In August 2021, he was seen at a Buffalo Bills practice assisting his former defensive coordinator Sean McDermott.

In 2022, Kuechly joined the Panthers' radio broadcast team as an analyst. He announced seven games in that first season. In 2024, Kuechly added television announcing duties when CBS Sports hired him as an analyst for its coverage of college football.

==Personal life==
While attending St.
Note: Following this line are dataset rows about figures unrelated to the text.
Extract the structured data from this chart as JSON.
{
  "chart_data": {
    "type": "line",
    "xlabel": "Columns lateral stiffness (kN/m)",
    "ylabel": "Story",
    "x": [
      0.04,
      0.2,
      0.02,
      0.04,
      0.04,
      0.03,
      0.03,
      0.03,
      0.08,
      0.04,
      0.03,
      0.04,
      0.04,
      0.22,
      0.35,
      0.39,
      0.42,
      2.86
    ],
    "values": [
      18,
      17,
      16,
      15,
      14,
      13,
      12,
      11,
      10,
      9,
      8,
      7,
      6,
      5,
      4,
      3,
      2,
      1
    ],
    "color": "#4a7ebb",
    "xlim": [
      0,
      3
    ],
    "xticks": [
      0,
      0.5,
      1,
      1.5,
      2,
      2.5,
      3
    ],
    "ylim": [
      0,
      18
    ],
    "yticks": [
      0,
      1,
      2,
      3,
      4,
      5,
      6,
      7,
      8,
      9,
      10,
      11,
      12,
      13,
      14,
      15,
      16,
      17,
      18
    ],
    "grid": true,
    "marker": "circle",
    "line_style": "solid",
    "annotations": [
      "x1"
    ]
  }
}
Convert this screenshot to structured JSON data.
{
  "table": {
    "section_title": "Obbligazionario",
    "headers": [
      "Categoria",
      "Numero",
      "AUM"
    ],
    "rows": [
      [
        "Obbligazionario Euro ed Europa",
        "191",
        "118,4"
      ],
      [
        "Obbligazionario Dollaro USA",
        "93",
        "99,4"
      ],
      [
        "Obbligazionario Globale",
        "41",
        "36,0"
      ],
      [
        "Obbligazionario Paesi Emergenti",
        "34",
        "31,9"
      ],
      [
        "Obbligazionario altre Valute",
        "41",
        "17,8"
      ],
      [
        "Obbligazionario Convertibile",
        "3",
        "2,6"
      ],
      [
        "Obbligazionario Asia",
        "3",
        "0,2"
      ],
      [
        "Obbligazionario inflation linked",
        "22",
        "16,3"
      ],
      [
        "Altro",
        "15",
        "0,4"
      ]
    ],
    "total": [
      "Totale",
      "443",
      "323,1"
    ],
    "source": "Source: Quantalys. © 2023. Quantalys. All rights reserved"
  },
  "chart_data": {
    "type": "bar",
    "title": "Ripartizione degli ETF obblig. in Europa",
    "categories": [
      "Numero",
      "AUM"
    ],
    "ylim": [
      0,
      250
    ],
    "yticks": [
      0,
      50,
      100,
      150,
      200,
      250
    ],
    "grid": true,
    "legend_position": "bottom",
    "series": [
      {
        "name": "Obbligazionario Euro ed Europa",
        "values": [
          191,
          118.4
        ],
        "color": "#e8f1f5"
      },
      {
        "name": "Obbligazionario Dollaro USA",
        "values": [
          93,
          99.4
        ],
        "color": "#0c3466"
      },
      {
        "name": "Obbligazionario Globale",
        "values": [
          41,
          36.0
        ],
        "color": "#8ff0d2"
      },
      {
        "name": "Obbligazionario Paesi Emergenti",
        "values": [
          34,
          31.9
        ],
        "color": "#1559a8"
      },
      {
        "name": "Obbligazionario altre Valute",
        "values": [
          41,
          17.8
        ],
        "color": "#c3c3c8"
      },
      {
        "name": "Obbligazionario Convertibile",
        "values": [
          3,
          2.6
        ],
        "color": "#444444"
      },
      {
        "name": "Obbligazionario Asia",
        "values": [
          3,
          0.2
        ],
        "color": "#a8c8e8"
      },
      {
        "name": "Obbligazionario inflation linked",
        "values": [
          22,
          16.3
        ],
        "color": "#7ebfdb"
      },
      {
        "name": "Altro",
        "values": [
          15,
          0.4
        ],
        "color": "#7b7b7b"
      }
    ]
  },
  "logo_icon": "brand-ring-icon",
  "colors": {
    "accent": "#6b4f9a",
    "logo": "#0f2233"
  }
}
Xavier High School, Kuechly wore number 3. After his rookie season in the NFL, Kuechly returned to Boston College and completed a full semester of classes toward his undergraduate degree. In 2015 he completed his final degree requirements to earn a marketing degree from the Boston College Carroll School of Management.

Kuechly is a devout Catholic and credits his parents and his faith for making a positive impact on his NFL career and his outlook on life:"I went to a Catholic grade school, Jesuit high school and a Jesuit college, and I think you just learn certain things growing up in that environment. Really, the biggest thing I learned from it is respect and to treat people correctly."